So, I've tried for over an hour to figure some way for these 2 problems to make sense to me and I haven't gotten anywhere except halfway through a jar of Nutella crying over how much I suck at this (and I'm minoring in math). Can someone please help? Maybe work out the 1st one completely & show all steps then I'll try the other one on my own based on what your example shows? I don't know. I just can't focus any longer.
1. Let f(x) = sin(x).
(a) Sketch the graph of f over the interval x ∈ [−π/2,π/2]. Use a 1-1 scale (1 unit in the
horizontal is as long as 1 unit in the vertical).
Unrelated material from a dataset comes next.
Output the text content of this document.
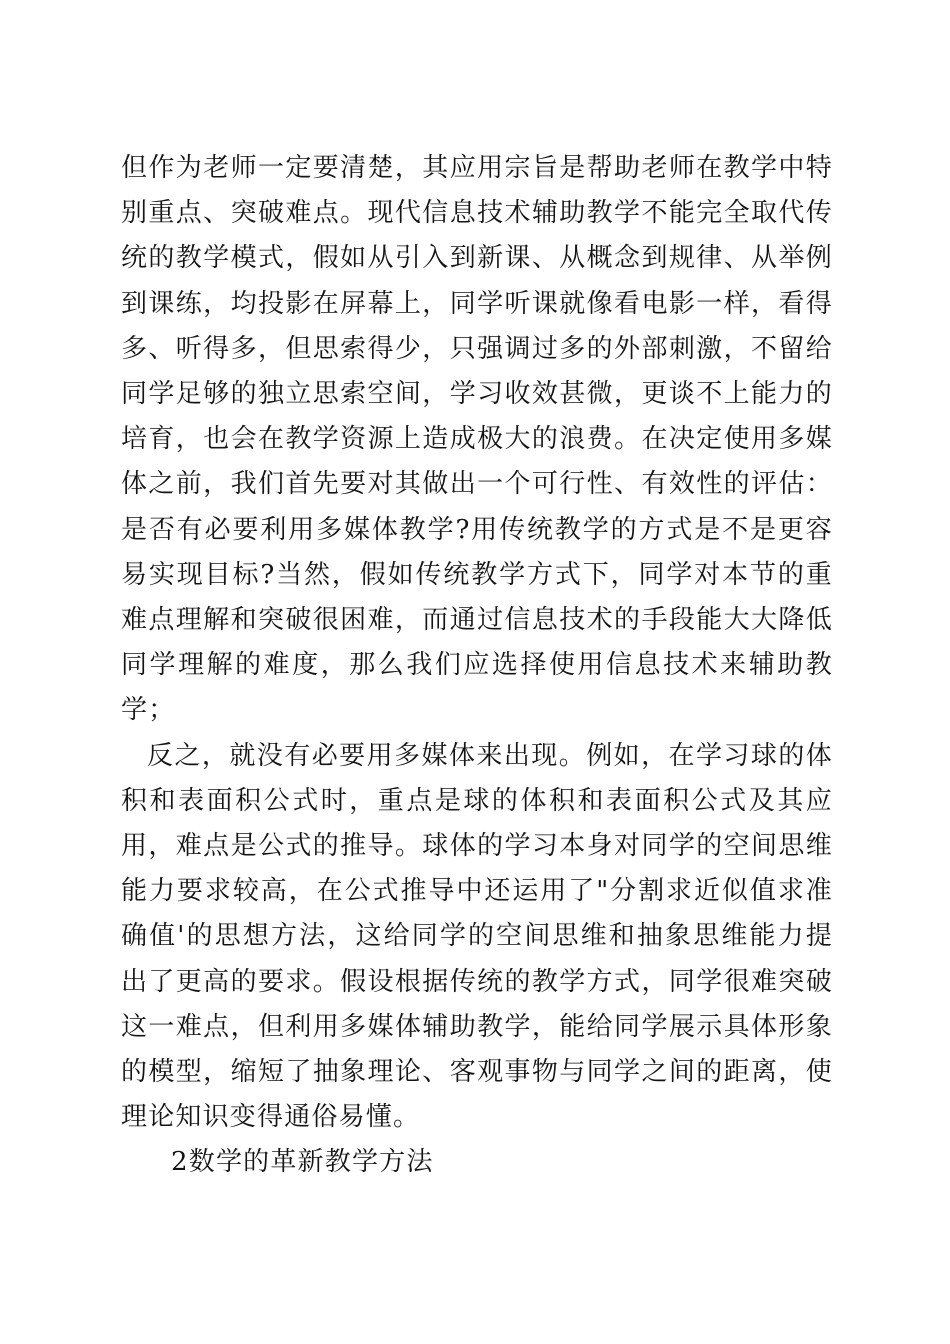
但作为老师一定要清楚，其应用宗旨是帮助老师在教学中特别重点、突破难点。现代信息技术辅助教学不能完全取代传统的教学模式，假如从引入到新课、从概念到规律、从举例到课练，均投影在屏幕上，同学听课就像看电影一样，看得多、听得多，但思索得少，只强调过多的外部刺激，不留给同学足够的独立思索空间，学习收效甚微，更谈不上能力的培育，也会在教学资源上造成极大的浪费。在决定使用多媒体之前，我们首先要对其做出一个可行性、有效性的评估：是否有必要利用多媒体教学?用传统教学的方式是不是更容易实现目标?当然，假如传统教学方式下，同学对本节的重难点理解和突破很困难，而通过信息技术的手段能大大降低同学理解的难度，那么我们应选择使用信息技术来辅助教学；

反之，就没有必要用多媒体来出现。例如，在学习球的体积和表面积公式时，重点是球的体积和表面积公式及其应用，难点是公式的推导。球体的学习本身对同学的空间思维能力要求较高，在公式推导中还运用了"分割求近似值求准确值'的思想方法，这给同学的空间思维和抽象思维能力提出了更高的要求。假设根据传统的教学方式，同学很难突破这一难点，但利用多媒体辅助教学，能给同学展示具体形象的模型，缩短了抽象理论、客观事物与同学之间的距离，使理论知识变得通俗易懂。

2数学的革新教学方法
(b) Estimate the slope of the line tangent to the graph at x0 = 0 as follows. Make a table whose first row contains a set of values of h (of your choice) approaching zero, and whose second row contains the slopes of the secant lines through (x0,f(x0)) and (x0 + h,f(x0 + h)). Then state the estimated limiting tangent slope.
(c) Find the equation for the tangent line to the graph of f at x = x0. Add a sketch of the tangent line and one sample secant line for one value of h in your figure in (a).
2. Let f(x) = x3/2.
(a) Sketch the graph of f over the interval x ∈ [0, 2]. Use a 1-1 scale.
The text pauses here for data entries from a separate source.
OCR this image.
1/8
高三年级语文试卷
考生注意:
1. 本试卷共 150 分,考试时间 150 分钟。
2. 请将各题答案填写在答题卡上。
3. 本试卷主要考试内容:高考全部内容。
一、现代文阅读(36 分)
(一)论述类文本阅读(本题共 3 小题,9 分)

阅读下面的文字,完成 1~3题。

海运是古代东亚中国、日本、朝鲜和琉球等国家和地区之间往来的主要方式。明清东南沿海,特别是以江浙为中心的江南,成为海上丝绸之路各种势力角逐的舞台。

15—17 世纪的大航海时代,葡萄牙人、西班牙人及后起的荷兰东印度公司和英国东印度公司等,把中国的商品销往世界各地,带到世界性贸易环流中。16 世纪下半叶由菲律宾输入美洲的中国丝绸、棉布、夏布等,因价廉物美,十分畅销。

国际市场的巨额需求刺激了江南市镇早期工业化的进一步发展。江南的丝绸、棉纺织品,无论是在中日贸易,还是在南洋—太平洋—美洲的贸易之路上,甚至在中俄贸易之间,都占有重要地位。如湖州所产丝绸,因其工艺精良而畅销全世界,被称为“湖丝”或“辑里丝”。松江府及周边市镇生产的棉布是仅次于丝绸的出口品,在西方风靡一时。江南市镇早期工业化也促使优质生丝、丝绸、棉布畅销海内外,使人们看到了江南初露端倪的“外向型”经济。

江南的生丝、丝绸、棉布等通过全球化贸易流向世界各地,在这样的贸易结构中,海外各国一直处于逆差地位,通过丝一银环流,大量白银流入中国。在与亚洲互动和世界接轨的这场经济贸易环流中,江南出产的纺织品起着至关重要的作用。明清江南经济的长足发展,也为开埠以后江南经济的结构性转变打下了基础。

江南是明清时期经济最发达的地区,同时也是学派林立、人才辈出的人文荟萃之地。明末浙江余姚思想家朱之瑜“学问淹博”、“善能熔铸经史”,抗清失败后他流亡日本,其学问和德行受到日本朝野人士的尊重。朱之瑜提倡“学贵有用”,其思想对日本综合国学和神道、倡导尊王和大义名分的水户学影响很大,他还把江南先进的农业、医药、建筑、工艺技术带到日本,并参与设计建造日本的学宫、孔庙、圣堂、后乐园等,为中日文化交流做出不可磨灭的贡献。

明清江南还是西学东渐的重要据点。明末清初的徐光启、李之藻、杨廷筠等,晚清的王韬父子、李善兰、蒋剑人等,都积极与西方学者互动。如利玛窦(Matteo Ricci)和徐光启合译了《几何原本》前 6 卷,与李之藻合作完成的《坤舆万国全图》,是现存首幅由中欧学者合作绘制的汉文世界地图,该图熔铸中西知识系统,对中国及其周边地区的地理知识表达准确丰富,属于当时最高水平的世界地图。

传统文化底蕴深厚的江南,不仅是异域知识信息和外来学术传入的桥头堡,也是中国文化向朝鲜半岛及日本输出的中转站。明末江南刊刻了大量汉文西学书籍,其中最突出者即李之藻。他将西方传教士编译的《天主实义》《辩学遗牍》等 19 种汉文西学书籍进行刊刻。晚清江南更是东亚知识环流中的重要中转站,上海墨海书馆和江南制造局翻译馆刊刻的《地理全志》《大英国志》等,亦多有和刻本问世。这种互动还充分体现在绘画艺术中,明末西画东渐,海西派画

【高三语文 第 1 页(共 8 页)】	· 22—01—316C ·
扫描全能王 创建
(b) Estimate the slope of the line tangent to the graph at c = 1 as follows. Make a table whose first row contains a set of special values of x (of your choice) approaching c, and whose second row contains the slopes of the secant lines through (c,f(c)) and (x,f(x)). Then state the estimated limiting tangent slope.
(c) Find the equation for the tangent line to the graph of f at x = c. Add a sketch of the tangent line and one sample secant line for one special values of x in your figure in (a).